I would run your program under valgrind. You already know there's a problem with NULL pointers, so profile that code.
The advantage that valgrind beings here is that it checks every single pointer reference and checks to see if that memory location has been previously declared, and it will tell you the line number, structure, and anything else you care to know about memory.
As every one else mentioned, referencing the 0 memory location is a "que sera, sera" kinda thing.
My C tinged spidey sense is telling me that you should break out those structure walks on the
if (information->kind.name->data[information->kind.name->length] != '\0') {
line like
if (information == NULL) {
return -1;
}
if (information->kind == NULL) {
return -1;
}
and so on.
Wow, thats strange.
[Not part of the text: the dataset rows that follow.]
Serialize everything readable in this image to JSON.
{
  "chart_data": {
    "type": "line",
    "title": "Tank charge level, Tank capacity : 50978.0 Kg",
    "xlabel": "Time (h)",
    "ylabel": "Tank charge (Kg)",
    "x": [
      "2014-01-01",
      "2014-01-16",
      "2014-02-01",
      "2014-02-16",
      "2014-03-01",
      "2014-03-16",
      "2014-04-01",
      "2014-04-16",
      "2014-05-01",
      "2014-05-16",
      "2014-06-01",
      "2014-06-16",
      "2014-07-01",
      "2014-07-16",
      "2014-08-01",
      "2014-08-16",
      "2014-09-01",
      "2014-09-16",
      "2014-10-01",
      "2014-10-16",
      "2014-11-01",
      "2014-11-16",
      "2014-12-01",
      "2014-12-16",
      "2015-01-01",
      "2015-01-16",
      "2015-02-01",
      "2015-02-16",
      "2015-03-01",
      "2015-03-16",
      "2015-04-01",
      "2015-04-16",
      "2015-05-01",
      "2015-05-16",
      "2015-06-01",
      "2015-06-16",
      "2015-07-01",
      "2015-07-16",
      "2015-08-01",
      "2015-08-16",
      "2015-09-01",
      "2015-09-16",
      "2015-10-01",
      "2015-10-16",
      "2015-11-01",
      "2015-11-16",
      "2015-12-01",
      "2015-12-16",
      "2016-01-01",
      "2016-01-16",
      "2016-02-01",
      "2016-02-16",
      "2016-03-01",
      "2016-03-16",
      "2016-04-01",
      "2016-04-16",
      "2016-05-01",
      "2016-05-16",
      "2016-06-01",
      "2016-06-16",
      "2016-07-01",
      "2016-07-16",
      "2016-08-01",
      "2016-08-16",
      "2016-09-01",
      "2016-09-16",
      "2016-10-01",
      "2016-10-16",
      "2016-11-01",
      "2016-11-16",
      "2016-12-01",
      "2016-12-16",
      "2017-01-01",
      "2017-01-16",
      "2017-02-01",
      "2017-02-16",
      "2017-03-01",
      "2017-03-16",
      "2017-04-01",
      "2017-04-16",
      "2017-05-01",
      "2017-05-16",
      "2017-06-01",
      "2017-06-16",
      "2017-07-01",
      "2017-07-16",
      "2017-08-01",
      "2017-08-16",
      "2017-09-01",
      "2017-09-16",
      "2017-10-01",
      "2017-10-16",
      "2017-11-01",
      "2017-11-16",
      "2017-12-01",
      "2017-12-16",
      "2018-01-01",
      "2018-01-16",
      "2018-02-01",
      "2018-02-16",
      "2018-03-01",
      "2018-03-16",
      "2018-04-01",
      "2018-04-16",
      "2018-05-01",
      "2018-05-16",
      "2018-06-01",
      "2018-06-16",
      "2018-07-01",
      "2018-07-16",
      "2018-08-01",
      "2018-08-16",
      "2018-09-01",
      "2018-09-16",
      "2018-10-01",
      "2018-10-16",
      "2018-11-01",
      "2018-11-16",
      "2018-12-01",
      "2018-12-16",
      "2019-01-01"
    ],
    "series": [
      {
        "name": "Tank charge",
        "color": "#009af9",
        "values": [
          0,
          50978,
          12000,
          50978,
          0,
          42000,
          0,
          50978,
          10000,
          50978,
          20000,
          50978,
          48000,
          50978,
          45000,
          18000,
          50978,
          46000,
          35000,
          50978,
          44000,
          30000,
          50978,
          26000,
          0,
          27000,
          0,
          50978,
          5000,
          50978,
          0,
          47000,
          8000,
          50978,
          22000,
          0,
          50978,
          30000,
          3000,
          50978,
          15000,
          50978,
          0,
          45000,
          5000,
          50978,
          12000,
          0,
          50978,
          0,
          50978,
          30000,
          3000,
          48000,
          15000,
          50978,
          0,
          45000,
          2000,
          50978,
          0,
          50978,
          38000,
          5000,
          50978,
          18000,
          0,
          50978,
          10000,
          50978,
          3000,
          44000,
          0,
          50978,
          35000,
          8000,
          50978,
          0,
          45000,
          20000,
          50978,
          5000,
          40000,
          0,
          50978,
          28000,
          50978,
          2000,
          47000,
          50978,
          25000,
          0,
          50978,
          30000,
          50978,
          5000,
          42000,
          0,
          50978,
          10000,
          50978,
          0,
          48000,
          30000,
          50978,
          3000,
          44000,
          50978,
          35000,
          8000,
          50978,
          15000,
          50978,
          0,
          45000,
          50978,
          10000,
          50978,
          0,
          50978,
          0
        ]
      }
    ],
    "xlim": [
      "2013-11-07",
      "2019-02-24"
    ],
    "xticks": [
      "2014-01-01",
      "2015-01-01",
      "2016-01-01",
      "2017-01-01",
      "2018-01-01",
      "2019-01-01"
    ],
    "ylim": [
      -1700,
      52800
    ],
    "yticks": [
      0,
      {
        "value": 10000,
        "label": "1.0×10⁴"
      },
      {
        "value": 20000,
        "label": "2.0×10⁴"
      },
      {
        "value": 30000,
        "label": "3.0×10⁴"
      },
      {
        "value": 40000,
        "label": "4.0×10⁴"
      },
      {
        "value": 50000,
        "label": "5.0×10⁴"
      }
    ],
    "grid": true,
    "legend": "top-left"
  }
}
One thing does look slightly suspicious to me, though it may not contribute:
What would happen if information and data were good pointers (non null), but information.kind.name was null. You don't dereference this pointer until the strlcpy line, so if it was null, it might not crash until then. Of course, earlier than t hat you do dereference data[1] to set it to \0, which should also crash, but due to whatever fluke, your program may just happen to have write access to 0x01 but not 0x00.
Also, I see you use information->name.length in one place but information->kind.name.length in another, not sure if thats a typo or if thats desired.
Despite the fact that dereferencing a null pointer leads to undefined behaviour and not necessarily to a crash, you should check the value of information->kind.name->data and not the contents of information->kind.name->data[1].
char * p = NULL;
p[i] is like
p += i;
which is a valid operation, even on a nullpointer. it then points at memory location 0x0000[...]i
You should always check whether information->kind.name->data is null anyway, but in this case
in
if (*result == NULL)
freeParsedData(information);
return -1;
}
you have missed a {
it should be
if (*result == NULL)
{
freeParsedData(information);
return -1;
}
This is a good reason for this coding style, instead of
if (*result == NULL) {
freeParsedData(information);
return -1;
}
where you might not spot the missing brace because you are used to the shape of the code block without the brace separating it from the if clause.
*result = malloc(realLength); // ???
Address of newly allocated memory segment is stored at the location referenced by the address contained in the variable "result".
Is this the intent? If so, the strlcpy may need modification.
As per my understanding, the special case of this problem is invalid access resulting with an attempt to read or write, using a Null pointer. Here the detection of the problem is very much hardware dependent. On some platforms, accessing memory for read or write using in NULL pointer will result in an exception.